La Policía Nacional ha detenido a tres personas en Vallirana y Vilafranca del Penedès por su implicación en el asesinato de un ciudadano albanés de 31 años, de quien hace unos meses apareció el cadáver dentro de una bolsa en el pantano de Casasola, en la localidad de Almogía, en Málaga. Los arrestados son dos hombres, también albaneses y con antecedentes por narcotráfico, como presuntos autores materiales del crimen, mientras que también se ha detenido a una mujer española como cooperadora necesaria porque fue ella quien alquiló el coche que usaron para cometer el asesinato. Según los investigadores, detrás del crimen hay una venganza enmarcada en el tráfico de drogas.
Lo mataron y se deshicieron del cadáver tirándolo al pantano
El crimen se cometió, presuntamente, el 12 de mayo de 2025, después de que la víctima y su pareja comieran en un restaurante de Marbella, a pocos kilómetros de la localidad de Benahavís donde vivía. El hombre recibió una llamada de unos supuestos "amigos" que lo citaban en una conocida fonda de Málaga. Allí, dos personas lo recogieron con un coche alquilado en Barcelona que algunos testigos ya habían visto por la zona los días anteriores. Posteriormente, se dirigieron hacia una zona montañosa en los alrededores del pantano de Casasosa, donde se le perdió la pista. Su pareja denunció la desaparición, que se confirmó que no era voluntaria, pero durante meses no se pudo saber qué le había pasado. De hecho, la familia del hombre estuvo recibiendo amenazas de los asesinos para que dejaran de buscarlo.
No fue hasta el pasado 14 de octubre cuando una persona que iba en autocaravana se encontró una bolsa sospechosa en el pantano y alertó a la policía. En el interior, había el cadáver del desaparecido, ya en estado de saponificación, con las manos atadas con bridas. Además, habían colocado bloques de cemento para que se hundiera y no saliera a la superficie, pero la bajada del nivel de la presa después del verano lo dejó al descubierto y frustró los planes de los autores. Gracias a las pruebas de ADN y otras evidencias como la ropa que llevaba puesta o unos tatuajes, se pudo identificar a la víctima.
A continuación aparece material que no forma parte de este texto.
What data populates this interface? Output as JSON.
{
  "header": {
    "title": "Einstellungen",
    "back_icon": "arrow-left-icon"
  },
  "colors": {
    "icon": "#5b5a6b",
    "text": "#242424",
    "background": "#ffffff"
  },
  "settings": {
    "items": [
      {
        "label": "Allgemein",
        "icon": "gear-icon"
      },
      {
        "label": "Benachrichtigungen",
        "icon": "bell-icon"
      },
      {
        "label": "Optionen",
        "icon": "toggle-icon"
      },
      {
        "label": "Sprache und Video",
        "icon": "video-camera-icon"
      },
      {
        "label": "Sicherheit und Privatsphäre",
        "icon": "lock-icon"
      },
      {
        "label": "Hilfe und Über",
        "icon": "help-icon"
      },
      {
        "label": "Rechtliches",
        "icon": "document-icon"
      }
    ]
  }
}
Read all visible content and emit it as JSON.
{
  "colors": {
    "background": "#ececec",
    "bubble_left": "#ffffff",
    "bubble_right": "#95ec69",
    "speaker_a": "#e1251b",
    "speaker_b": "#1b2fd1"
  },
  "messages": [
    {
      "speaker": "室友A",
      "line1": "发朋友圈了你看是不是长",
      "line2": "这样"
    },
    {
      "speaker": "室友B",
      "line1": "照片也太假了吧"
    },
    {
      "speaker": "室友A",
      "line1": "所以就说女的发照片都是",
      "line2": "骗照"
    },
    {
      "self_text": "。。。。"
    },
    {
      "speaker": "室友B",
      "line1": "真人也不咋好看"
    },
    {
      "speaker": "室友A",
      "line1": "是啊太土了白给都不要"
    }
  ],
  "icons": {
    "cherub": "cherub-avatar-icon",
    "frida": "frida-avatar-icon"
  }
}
Los dos asesinos y una cómplice, detenidos en Catalunya
Agentes del Grupo del Crimen Organizado de Marbella y efectivos de la UDYCO Costa del Sol, a quienes se sumaría el Grupo 23 de la UDET en Barcelona, se hicieron cargo de la investigación y pudieron relacionar a tres personas con el crimen: dos hombres albaneses de 36 y 45 años que vivían en Vallirana y eran los autores materiales, así como una mujer española de 58 años que vivía en Vilafranca del Penedès y es quien alquiló el coche con el que recogieron a la víctima.
Así pues, el pasado mes de febrero, los tres quedaron detenidos y se registraron sus domicilios, encontrando documentación de interés, teléfonos móviles y armas de fuego simuladas. Después de pasar a disposición judicial, los detenidos han ingresado en prisión. Según las investigaciones, el crimen estuvo motivado por una venganza enmarcada en el tráfico de drogas. Los asesinos habrían tendido una trampa a la víctima y habrían simulado una supuesta transacción para quedar con él y poner fin a su vida.